Obtain a buffer large enough to hold the largest possible message which can be received by this protocol. (May dynamically allocate the buffer after getting the incoming message size from the channel.)
Call zx_channel_read() to read the message into the buffer and its associated handles. (May instead use zx_channel_read_async() together with a port.)
Dispatch the message based on the method ordinal stored in the message header. If the message is invalid, close the handles and skip to the last step.
Call fidl_decode() to decode and validate the message and handles for access, taking care to pass a pointer to the type of the message.
If the message is invalid, skip to last step. (No need to release handles since they will be closed automatically by the decoder.)
Consume the message.
Call fidl_object_close_handles() to release any remaining handles stored within the message, taking care to pass a pointer to the type of the message body structure.
Discard or reuse the buffer.

For especially simple messages, it may be possible to skip the encoding step altogether (or do it manually).

Dispatching Messages

The C language bindings do not provide any special affordances for dispatching interface method calls. The client should dispatch manually based on the interface method ordinal, such as by using a switch statement.

Introspection

The C language bindings provide a few functions to support table-based introspection of objects, assuming the tables have not been stripped out.

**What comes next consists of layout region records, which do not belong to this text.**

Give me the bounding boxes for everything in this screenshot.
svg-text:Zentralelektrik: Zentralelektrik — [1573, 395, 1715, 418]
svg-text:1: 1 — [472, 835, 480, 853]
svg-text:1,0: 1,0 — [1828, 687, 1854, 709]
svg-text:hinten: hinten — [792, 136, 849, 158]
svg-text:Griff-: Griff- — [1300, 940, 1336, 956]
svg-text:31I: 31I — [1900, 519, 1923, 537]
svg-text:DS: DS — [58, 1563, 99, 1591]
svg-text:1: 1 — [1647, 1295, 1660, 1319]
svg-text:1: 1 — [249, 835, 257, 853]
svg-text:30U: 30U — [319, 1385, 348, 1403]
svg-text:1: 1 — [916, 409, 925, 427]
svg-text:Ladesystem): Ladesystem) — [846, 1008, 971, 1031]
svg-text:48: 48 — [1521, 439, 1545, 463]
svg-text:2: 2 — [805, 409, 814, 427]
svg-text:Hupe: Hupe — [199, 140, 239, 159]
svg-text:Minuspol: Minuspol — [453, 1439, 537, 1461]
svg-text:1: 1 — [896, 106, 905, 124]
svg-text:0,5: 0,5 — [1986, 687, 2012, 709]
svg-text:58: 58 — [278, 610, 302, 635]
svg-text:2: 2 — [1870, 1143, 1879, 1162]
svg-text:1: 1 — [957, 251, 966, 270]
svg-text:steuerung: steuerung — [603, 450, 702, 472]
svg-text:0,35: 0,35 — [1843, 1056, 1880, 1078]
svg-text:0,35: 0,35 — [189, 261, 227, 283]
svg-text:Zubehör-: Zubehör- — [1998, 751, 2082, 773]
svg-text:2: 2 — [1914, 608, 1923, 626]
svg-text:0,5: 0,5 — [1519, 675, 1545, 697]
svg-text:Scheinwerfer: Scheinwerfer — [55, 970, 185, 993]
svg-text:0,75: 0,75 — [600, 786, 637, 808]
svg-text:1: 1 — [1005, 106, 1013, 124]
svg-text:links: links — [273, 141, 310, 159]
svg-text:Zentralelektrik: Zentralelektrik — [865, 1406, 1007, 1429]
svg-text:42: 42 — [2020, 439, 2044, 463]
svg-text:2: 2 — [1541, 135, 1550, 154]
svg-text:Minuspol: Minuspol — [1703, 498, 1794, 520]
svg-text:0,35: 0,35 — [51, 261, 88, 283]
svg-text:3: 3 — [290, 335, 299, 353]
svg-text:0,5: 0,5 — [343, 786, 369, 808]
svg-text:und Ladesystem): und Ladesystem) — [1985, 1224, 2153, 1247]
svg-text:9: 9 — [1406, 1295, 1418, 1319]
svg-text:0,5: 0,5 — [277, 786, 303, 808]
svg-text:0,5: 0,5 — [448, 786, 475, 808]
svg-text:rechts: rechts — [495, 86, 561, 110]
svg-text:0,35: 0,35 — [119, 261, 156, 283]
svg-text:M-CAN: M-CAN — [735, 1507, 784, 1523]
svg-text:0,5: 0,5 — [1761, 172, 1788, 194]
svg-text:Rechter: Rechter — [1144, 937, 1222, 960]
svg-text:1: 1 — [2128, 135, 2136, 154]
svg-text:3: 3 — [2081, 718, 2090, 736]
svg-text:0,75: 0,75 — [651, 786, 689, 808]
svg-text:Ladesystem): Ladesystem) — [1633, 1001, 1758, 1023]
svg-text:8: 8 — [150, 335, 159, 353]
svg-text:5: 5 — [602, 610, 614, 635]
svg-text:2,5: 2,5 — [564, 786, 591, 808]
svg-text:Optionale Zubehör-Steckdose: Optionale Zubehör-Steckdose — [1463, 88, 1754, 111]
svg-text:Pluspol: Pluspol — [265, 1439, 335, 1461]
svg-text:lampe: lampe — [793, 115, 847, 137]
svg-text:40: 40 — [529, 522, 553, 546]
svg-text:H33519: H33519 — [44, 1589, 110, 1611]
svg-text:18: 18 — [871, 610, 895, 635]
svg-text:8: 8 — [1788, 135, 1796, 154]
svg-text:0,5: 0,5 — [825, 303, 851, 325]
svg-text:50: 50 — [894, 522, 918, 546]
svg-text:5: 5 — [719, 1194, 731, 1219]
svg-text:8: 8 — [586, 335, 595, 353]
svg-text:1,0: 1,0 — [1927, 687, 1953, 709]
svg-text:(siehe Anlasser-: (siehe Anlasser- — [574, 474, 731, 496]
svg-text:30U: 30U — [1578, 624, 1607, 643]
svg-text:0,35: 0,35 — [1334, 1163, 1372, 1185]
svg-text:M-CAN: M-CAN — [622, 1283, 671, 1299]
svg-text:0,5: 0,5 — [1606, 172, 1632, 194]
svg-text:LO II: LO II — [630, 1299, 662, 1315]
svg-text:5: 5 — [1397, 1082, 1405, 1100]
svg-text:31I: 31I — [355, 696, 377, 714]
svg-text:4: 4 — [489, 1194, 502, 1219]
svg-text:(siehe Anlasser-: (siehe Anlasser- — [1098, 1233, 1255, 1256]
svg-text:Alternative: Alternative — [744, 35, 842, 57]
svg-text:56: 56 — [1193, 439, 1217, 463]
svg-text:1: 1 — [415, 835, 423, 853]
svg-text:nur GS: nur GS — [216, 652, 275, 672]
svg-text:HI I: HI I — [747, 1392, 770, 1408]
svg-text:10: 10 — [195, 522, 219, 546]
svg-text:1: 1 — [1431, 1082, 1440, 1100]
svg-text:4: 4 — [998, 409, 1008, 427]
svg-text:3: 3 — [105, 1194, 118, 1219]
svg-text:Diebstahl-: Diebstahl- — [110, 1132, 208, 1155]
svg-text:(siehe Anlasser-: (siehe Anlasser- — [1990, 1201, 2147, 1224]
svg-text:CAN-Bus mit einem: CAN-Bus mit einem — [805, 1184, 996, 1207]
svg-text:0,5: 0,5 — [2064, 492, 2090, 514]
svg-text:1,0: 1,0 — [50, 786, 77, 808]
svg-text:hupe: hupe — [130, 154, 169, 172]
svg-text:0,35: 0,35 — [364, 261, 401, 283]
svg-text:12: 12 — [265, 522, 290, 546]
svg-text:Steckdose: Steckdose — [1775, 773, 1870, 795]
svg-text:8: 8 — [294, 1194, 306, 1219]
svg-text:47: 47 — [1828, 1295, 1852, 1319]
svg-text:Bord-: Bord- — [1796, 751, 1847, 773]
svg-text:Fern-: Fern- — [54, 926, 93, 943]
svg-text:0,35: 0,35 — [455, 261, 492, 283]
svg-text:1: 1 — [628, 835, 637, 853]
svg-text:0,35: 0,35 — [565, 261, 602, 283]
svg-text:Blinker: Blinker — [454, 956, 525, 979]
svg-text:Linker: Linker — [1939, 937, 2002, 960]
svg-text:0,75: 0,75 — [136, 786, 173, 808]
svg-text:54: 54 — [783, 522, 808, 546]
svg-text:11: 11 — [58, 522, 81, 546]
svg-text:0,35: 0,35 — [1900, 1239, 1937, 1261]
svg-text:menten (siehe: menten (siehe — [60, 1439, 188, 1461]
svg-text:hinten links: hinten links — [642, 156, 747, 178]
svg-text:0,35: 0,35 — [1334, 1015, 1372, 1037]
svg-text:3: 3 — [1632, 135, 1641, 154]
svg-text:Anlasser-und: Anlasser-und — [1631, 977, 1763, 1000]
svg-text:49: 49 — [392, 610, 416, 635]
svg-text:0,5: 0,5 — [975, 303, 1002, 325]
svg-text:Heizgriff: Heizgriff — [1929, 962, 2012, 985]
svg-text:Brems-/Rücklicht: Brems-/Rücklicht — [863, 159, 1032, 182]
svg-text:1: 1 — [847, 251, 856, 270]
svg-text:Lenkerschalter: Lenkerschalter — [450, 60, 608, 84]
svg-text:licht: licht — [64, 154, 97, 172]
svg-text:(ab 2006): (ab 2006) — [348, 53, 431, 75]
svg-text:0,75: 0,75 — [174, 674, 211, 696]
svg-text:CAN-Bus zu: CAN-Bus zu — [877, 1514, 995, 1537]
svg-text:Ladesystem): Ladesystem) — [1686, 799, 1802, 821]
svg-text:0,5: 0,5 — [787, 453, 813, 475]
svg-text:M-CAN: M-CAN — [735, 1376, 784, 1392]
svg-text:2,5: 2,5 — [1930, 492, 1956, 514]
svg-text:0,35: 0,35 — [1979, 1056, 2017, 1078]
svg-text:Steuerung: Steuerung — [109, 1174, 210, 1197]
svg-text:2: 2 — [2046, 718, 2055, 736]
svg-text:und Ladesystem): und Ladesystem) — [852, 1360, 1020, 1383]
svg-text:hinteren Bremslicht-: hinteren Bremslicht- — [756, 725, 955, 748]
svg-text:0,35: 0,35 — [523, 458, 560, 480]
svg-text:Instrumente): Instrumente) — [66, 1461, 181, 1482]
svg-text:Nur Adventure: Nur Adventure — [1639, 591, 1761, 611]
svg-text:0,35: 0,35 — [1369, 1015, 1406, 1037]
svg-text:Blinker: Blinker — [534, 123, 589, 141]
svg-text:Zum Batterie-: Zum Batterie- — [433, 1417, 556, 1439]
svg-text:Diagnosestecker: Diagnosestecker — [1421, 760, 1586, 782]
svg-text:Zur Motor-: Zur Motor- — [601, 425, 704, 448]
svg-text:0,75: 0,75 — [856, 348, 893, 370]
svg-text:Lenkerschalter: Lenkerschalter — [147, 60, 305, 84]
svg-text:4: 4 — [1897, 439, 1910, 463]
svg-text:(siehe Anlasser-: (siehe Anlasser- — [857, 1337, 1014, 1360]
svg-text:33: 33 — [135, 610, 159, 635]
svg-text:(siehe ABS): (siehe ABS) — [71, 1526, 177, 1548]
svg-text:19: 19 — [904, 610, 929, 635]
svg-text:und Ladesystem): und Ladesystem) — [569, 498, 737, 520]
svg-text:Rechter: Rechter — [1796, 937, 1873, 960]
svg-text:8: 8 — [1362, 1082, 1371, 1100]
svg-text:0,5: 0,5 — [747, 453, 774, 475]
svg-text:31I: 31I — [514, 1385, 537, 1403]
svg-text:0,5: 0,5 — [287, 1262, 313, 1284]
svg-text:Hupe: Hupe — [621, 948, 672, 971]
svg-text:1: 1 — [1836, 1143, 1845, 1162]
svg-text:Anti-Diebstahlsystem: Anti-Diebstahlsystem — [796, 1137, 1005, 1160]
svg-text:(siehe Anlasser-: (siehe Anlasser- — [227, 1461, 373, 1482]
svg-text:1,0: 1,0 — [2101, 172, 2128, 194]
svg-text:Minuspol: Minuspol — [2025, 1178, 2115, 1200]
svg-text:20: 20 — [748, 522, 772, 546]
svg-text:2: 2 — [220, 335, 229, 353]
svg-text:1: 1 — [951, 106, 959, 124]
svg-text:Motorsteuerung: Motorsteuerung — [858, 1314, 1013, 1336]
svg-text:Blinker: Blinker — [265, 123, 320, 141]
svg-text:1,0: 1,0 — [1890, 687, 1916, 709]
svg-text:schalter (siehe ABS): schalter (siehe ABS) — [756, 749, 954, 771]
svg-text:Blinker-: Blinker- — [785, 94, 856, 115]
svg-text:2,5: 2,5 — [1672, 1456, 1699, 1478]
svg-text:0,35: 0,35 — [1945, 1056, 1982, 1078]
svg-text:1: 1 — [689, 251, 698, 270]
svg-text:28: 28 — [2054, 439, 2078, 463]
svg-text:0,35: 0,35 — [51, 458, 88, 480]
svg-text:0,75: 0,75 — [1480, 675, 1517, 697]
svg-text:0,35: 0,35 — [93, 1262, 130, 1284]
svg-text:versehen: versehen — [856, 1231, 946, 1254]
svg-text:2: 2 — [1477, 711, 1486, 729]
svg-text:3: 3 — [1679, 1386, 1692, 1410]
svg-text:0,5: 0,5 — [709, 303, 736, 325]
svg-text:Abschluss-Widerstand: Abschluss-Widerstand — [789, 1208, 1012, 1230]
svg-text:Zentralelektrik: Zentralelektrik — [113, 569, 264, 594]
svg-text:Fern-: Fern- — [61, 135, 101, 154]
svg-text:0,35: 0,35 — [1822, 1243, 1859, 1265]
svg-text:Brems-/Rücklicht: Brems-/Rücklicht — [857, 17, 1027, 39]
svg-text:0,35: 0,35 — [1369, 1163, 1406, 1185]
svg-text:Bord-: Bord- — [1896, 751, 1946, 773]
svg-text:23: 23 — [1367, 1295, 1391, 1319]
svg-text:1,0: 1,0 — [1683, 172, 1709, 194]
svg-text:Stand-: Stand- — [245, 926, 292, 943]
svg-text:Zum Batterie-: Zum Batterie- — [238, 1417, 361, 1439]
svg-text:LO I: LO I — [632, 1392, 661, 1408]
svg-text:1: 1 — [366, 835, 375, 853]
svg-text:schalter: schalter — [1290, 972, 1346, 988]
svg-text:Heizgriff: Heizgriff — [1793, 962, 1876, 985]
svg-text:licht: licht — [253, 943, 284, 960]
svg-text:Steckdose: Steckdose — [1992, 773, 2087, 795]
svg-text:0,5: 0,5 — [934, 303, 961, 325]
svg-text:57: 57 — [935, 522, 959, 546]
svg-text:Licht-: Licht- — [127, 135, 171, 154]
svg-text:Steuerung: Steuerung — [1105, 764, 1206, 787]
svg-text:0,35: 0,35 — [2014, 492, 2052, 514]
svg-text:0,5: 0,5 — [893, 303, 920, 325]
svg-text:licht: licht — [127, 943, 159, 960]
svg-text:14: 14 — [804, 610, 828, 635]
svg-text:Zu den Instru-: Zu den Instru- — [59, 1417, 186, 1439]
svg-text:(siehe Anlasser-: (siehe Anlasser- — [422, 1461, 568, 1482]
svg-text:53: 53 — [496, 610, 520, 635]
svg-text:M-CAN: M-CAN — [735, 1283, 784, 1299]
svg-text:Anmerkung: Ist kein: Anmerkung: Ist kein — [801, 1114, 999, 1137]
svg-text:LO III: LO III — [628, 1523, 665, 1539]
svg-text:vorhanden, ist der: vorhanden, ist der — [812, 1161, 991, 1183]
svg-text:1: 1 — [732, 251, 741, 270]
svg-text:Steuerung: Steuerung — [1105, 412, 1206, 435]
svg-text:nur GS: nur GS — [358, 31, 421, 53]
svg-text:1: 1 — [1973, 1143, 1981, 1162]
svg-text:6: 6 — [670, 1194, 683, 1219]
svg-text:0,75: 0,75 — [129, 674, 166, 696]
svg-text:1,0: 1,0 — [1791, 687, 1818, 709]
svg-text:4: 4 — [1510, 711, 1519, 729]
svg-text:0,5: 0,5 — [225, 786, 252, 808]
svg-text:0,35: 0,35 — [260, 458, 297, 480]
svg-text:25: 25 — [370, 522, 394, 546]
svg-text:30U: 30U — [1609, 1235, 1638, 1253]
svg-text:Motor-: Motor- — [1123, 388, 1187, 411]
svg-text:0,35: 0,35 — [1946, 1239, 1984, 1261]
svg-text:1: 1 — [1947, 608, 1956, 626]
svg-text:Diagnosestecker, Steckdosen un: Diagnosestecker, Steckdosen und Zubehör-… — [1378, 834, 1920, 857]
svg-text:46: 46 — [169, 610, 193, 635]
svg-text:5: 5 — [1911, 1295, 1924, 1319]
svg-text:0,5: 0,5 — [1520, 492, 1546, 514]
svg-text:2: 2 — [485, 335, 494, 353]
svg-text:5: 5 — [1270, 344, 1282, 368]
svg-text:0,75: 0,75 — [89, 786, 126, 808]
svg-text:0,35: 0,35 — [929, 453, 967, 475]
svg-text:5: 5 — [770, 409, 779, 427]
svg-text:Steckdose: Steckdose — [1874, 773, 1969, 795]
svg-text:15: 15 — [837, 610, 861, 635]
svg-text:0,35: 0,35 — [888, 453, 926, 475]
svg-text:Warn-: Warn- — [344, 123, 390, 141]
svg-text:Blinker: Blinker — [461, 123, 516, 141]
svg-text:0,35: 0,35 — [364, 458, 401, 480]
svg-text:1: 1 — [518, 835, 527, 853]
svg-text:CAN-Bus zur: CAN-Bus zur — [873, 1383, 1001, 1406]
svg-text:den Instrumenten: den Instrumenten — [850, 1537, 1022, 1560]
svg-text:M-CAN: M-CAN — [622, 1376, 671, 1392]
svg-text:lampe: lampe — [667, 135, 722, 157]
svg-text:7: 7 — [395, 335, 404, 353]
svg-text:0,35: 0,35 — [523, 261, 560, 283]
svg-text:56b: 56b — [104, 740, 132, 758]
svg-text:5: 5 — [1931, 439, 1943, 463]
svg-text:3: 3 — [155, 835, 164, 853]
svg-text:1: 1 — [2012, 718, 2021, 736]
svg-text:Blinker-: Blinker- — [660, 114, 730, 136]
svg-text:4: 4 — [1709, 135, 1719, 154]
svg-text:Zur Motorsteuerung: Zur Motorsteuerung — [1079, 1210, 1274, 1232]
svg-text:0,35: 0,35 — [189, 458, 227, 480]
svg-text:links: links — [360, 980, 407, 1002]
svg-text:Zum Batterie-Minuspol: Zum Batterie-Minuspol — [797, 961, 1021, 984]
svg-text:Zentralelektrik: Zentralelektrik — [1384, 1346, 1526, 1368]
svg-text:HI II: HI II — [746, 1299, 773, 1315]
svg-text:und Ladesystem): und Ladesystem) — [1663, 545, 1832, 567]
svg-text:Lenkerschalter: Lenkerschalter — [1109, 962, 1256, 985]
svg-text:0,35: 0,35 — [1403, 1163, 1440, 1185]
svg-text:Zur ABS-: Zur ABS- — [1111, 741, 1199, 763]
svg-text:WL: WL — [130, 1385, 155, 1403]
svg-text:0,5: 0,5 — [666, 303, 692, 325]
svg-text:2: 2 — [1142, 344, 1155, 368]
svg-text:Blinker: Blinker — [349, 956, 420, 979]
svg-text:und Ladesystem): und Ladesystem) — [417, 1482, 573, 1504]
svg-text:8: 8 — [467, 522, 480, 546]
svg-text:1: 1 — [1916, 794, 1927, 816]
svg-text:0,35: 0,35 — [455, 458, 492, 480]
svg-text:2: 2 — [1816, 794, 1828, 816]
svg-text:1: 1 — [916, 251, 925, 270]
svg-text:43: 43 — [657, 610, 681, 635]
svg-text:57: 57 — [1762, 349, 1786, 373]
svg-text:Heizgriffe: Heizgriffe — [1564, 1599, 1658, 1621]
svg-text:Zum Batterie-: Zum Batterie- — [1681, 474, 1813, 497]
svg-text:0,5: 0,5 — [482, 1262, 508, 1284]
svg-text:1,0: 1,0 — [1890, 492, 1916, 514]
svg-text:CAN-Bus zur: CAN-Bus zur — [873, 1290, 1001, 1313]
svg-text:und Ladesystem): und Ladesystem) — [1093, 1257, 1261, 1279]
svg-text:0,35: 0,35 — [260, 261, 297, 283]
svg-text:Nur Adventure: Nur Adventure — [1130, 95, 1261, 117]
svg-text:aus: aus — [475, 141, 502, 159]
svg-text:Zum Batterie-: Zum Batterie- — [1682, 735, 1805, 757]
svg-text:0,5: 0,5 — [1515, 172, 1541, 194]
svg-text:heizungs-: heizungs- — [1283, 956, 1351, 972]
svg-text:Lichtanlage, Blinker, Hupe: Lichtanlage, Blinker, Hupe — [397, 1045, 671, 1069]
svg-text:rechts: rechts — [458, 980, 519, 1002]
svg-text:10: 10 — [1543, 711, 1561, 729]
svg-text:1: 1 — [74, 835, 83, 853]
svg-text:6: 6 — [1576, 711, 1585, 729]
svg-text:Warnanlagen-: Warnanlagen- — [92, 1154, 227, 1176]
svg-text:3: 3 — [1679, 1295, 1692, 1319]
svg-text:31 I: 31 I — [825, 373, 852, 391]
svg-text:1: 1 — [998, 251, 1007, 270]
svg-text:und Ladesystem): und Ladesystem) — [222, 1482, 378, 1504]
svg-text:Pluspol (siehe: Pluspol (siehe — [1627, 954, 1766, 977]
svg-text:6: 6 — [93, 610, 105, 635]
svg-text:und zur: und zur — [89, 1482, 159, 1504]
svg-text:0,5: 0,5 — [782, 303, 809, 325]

Print an object as a human-readable string for debugging.

Call fidl_object_print() to print the object, taking care to pass a pointer to the introspection table of the interface and a buffer to hold the formatted output.

Traverse fields within a structure.

Iterate over each** **element in the introspection table of the structure.